For some children, this environment is motivating and brings out the best in them. For others, the pressure reduces enjoyment and can accelerate burnout, particularly where it is driven more by parental ambition than the child's own desire. We've all seen children who looked outstanding locally lose confidence after moving too quickly into a more demanding environment. We've also seen others thrive because they finally faced opponents who challenged them every week. The league itself isn't the deciding factor, the timing of the move is.
It is worth separating the question of what you want from what your child wants. Some of the most persistent conversations in youth football development concern parents pushing children into higher-pressure environments ahead of the child's own readiness or desire.
Thinking about what makes a good football development environment can help clarify whether a particular JPL club genuinely fits your child's needs.
Which children suit each pathway?
Grassroots may suit your child better if:
- They are still building fundamental confidence and enjoyment in the game
- They are a late developer who needs consistent playing time to grow.
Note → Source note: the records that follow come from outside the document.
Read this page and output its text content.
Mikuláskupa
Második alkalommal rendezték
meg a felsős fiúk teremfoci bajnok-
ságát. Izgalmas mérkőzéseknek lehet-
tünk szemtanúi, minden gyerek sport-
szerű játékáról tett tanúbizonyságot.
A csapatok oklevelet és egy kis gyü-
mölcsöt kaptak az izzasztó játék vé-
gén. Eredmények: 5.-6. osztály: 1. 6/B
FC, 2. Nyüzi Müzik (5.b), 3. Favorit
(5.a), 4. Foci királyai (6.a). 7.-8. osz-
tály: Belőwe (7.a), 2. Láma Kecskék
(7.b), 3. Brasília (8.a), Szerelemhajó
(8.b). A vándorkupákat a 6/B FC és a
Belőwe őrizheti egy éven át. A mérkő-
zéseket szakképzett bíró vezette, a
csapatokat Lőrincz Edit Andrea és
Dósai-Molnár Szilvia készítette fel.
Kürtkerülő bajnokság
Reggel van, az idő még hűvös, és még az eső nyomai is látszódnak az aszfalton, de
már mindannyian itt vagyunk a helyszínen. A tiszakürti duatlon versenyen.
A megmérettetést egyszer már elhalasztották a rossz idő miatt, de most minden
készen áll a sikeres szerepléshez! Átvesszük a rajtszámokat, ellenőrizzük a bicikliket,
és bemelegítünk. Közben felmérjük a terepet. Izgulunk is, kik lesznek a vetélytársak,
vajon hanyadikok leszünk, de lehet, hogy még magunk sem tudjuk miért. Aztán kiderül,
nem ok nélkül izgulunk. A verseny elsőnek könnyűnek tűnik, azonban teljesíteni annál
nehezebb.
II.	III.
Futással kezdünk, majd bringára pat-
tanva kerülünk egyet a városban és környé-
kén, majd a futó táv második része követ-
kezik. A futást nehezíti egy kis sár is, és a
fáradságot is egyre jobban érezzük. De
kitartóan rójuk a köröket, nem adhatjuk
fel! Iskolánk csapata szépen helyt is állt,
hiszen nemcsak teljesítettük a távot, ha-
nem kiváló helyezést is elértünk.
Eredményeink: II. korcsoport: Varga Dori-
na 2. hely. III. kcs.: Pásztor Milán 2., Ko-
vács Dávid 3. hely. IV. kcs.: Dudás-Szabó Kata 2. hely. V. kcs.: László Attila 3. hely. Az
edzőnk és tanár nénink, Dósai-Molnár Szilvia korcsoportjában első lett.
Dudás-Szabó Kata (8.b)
Our article on late developers in football explains why patience often produces better long-term outcomes than chasing the highest level too early.
- The family cannot realistically sustain higher costs and travel commitments
- The child is motivated primarily by enjoying the game rather than competition
- The existing grassroots club already offers good coaching and a positive environment
- They are showing early signs of burnout or reduced motivation
JPL may suit your child better if:
- They have genuinely outgrown the standard of local grassroots football
- They are thriving in competitive environments and seeking more challenge
- The family can comfortably absorb the higher costs and travel commitment
- They are consistently standing out as a top performer at grassroots level
- The specific JPL club being considered has demonstrably better coaching than the current club
- The child is self-motivated and resilient in competitive settings
What parents often get wrong
Three common misconceptions come up repeatedly when parents are weighing this decision.
The first is assuming the JPL is always a step up in coaching quality. It often is, but not always. A strong grassroots club with well-qualified coaches can offer better development than a JPL club that is essentially a well-organised grassroots club playing in a more competitive league.
The second is assuming the JPL improves academy chances. Scouts watch players, not leagues. The question is whether your child is talented enough to attract attention, not whether they play in a particular league. Our article on whether JPL can lead to academy football covers this in more detail.
The third is underestimating the family commitment involved. The travel, the costs, the two training sessions per week: these add up across an entire season. Parents sometimes switch to JPL football without fully accounting for what a full-year commitment looks like in practice.
Safeguarding in both environments
Whether your child is at a grassroots club or a JPL club, the same safeguarding standards should apply.
All clubs working with children should have a designated safeguarding lead. All coaches should hold current DBS checks. The club should have clear policies on photographing children, communicating with players directly, and handling concerns.
JPL clubs, because they operate in a private competition structure, are not automatically subject to additional safeguarding oversight. Ask the same safeguarding questions you would ask of any football organisation. The NSPCC advice on keeping children safe in sport provides a useful checklist of what to ask.